O’Shaughnessy is excited by the potential practical applications of gravity wave detectors. In building LIGO, scientists invented technologies that had never been used before. “A lot of the pioneering work in quantum optics, cavity mechanics for doing high precision measurements, and controlling system, which will have spinoffs for quantum computation, will be a new, super cool way that computers can work in the future. We have wonderful, very prosaic, seismic isolation systems. If you want to build something that’s very precise, for example lots and lots of really big computer chips, you have to have very precise measurements and that means you have to keep things very still for a very long time. And now we’re very good at that. So there are a lot of spinoff technologies that we can certainly expect to happen from the sort of stuff we’ve developed.”
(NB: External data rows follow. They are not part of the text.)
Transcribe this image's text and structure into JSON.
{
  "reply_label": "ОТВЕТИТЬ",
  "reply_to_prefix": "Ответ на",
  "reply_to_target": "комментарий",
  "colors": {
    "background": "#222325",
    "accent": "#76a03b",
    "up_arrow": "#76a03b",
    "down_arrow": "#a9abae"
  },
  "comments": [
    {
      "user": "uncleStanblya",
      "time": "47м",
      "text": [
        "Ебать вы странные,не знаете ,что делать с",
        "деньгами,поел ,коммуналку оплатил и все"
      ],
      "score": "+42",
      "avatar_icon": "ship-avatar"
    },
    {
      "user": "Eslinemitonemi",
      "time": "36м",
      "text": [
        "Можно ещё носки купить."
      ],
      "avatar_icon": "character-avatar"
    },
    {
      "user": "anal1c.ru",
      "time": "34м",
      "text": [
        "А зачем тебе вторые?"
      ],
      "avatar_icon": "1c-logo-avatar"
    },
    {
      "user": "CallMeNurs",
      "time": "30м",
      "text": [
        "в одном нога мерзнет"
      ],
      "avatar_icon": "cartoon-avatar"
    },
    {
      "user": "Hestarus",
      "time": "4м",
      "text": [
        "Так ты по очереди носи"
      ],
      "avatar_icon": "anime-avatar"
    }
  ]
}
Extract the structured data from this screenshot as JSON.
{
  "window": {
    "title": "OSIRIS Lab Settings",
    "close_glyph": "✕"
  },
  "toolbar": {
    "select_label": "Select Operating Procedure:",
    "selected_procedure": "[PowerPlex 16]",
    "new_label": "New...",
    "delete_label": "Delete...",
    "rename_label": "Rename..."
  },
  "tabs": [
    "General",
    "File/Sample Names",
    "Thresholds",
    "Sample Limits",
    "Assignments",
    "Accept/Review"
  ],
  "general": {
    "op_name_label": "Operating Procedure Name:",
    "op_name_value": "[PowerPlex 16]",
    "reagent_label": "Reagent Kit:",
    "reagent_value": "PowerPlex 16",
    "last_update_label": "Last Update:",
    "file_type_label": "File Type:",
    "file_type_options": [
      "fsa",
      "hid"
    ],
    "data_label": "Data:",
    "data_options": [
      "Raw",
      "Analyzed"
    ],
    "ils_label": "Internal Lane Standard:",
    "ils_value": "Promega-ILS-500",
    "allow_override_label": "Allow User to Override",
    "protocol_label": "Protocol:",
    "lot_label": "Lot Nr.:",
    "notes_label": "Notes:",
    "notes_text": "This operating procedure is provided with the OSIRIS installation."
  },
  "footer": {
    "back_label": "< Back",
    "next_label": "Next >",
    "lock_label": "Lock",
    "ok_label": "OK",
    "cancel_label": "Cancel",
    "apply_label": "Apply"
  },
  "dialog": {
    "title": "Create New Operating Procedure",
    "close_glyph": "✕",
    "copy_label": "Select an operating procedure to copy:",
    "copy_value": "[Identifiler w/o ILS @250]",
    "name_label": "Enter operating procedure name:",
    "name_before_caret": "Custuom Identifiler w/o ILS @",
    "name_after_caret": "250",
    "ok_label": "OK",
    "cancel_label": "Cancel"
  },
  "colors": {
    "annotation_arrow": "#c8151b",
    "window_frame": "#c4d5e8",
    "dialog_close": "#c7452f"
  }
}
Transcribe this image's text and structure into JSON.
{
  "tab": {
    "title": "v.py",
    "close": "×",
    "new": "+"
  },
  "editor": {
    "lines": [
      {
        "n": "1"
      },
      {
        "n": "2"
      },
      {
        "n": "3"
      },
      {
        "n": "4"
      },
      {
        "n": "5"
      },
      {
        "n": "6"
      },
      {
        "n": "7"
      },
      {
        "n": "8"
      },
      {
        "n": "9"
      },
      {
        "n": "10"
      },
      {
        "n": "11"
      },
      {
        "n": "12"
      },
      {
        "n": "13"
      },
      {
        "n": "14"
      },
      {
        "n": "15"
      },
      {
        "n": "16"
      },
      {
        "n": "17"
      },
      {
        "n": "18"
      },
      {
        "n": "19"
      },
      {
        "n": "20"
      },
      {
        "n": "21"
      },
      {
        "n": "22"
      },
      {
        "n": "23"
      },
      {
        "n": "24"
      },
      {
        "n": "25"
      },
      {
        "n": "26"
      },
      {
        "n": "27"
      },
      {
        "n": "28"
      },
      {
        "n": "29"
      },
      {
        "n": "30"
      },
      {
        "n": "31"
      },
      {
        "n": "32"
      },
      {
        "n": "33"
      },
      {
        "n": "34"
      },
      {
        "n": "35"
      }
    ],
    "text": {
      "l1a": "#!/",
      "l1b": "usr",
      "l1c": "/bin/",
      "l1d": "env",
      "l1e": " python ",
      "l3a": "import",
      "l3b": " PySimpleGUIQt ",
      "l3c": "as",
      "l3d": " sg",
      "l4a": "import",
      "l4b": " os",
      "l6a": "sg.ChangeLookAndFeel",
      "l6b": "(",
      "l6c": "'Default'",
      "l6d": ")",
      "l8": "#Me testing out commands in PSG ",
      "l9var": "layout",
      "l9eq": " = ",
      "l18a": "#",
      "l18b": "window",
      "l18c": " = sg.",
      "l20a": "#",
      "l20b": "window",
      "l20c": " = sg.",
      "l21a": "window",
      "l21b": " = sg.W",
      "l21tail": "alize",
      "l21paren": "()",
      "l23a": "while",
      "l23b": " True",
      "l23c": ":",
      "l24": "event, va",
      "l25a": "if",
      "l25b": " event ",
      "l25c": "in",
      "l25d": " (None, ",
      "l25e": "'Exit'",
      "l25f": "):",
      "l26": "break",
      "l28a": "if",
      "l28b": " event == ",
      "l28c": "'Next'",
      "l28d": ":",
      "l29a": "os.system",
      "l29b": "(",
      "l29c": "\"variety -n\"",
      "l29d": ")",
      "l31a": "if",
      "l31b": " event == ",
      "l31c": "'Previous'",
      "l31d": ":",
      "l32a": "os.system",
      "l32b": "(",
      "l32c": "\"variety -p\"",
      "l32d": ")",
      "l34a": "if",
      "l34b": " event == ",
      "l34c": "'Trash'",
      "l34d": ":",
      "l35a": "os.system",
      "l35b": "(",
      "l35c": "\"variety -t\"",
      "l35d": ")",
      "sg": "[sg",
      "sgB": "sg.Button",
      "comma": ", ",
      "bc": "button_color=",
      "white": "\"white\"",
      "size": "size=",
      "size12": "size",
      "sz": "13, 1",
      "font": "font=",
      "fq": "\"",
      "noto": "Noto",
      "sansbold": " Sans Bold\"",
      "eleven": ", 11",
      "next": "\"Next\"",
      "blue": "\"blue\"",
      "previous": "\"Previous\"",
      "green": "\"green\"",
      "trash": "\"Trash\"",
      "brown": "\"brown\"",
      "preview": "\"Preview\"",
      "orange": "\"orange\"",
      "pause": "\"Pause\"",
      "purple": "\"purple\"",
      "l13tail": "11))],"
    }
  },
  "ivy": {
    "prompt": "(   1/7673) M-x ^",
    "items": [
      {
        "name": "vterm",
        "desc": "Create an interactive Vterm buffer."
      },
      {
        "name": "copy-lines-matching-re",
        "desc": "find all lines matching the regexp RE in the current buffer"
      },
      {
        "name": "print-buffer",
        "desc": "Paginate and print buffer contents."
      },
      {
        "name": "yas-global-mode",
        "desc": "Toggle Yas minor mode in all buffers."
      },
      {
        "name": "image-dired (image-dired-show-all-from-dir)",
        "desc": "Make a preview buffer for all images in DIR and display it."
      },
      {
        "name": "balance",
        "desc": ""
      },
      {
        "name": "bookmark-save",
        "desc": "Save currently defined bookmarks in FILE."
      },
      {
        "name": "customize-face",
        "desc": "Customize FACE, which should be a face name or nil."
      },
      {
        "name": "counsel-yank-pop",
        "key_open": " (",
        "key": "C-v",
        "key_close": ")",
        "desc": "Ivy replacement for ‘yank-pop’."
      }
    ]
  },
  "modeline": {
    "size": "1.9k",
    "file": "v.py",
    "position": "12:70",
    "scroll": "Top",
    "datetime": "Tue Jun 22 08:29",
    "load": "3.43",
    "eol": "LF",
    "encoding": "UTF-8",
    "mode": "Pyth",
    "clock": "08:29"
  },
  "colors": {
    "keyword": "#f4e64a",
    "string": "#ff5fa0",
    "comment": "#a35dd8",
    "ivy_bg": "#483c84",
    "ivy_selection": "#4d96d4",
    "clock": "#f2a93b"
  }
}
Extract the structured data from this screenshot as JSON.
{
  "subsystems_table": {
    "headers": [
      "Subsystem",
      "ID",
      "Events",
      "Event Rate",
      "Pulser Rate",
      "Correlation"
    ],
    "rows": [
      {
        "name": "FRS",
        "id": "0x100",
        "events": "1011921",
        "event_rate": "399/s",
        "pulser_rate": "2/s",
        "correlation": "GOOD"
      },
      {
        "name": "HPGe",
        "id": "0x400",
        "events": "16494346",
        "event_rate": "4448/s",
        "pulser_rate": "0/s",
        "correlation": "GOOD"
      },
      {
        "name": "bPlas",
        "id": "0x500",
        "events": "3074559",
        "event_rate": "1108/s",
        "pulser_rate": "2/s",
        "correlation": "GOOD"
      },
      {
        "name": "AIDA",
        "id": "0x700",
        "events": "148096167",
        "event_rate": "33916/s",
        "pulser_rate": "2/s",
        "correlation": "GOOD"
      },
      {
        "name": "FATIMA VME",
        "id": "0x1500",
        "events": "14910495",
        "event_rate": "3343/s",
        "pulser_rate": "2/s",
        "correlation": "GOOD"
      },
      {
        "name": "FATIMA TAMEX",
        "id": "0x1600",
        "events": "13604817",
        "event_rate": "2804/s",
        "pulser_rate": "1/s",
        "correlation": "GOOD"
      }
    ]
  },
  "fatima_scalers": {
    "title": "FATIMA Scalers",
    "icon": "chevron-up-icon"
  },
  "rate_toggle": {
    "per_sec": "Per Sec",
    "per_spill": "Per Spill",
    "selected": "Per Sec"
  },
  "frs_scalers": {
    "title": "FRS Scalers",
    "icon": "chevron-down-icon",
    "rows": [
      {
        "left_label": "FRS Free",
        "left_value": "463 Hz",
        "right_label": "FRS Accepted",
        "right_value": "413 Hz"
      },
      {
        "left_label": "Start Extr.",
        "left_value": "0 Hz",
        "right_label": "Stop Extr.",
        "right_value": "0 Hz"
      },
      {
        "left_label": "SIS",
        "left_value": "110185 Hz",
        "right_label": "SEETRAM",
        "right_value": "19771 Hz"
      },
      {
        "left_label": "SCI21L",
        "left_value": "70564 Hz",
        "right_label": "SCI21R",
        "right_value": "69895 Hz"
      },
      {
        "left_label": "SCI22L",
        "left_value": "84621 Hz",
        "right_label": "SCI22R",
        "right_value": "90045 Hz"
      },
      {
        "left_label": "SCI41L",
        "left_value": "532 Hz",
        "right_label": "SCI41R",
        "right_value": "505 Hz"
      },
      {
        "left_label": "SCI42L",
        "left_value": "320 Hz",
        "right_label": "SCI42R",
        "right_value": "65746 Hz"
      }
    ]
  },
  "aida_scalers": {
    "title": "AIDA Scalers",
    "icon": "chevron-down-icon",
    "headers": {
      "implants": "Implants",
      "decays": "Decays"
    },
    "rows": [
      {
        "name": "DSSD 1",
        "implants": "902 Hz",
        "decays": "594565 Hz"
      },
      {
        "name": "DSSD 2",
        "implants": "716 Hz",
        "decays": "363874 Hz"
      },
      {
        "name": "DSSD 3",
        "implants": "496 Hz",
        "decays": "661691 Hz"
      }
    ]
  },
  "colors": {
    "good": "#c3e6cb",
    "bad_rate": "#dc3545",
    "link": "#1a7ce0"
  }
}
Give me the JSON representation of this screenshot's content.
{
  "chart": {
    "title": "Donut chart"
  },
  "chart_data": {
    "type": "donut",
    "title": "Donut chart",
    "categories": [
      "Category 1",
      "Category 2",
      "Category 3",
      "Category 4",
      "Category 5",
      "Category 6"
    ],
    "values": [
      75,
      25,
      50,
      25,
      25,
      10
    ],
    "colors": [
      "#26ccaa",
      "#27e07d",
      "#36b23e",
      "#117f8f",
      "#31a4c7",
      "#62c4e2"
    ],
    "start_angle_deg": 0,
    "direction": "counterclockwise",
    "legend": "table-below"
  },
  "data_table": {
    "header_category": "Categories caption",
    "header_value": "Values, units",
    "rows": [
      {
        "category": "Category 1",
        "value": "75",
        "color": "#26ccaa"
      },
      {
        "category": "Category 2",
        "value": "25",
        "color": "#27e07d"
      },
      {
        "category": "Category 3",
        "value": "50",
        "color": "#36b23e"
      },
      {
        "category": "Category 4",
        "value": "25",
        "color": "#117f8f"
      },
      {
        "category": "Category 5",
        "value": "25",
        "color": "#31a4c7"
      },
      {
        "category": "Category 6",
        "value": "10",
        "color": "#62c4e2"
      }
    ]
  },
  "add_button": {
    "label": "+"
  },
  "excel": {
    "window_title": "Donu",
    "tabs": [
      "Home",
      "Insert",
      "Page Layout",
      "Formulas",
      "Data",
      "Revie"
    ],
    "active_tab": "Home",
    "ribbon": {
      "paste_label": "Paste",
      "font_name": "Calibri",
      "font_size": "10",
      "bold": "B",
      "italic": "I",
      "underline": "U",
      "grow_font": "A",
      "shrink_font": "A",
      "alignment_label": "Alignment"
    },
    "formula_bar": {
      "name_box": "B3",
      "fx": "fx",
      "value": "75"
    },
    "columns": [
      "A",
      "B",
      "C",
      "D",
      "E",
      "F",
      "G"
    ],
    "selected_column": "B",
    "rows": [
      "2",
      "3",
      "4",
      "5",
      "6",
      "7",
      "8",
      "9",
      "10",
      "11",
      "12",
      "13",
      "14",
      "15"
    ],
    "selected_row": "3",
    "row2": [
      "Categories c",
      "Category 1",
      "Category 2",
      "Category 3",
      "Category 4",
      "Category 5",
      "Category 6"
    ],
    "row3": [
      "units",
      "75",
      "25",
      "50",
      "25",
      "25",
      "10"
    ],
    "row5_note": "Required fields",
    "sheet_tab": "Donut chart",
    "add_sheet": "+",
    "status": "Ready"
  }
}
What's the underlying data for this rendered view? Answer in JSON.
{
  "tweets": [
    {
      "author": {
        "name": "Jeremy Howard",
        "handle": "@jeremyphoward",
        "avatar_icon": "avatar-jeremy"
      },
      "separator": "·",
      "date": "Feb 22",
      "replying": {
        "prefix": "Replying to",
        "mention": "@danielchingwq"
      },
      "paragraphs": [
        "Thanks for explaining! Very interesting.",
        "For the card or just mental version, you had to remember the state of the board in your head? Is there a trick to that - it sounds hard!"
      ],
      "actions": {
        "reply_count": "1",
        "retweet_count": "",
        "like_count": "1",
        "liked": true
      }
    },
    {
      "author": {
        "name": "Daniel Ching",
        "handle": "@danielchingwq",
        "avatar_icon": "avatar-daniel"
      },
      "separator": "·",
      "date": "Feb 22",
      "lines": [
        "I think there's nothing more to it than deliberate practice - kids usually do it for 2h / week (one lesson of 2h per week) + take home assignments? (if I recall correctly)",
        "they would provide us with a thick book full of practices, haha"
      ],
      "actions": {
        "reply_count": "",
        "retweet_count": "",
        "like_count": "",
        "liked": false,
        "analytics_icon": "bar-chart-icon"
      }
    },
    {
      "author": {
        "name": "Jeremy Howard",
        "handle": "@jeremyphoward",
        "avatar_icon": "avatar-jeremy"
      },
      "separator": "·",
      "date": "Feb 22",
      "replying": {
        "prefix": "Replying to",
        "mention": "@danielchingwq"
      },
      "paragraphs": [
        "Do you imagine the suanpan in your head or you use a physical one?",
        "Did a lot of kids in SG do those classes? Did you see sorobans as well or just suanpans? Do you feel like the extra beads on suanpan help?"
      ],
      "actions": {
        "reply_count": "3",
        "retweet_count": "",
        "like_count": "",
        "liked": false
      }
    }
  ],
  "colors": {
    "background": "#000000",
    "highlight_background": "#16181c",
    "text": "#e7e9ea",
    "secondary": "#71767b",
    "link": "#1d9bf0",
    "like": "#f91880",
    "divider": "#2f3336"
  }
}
Since making waves in the world of science, no day is typical anymore for O’Shaughnessy. He continues to teach at RIT and his days are made even busier with teleconferences and emails with his LIGO colleagues. What’s next for this group? They are attempting to predict how often binary black holes should merge. This is what helped them prove Einstein’s theory in the first place; but whereas they previously had been “broadly” right, they now want to “pin down the details because there are some other things that could possibly be true,” according to O’Shaughnessy. “To do that we need to have more events and extract more information from each one. It’s a process of collecting more events; then, from those populations, infer robust statements about how each one of them could have been formed because each of them will be unique.”

Married to wife Tamara and the father of six-year old twins Richard and Gretchen, O’Shaughnessy relaxes by reading or hiking when he can find the time. He does his greatest thinking when he is pacing or walking and considers the best part of his job the continual process of discovery.

“I think it’s really cool to learn about the universe. It’s good to live in interesting times.”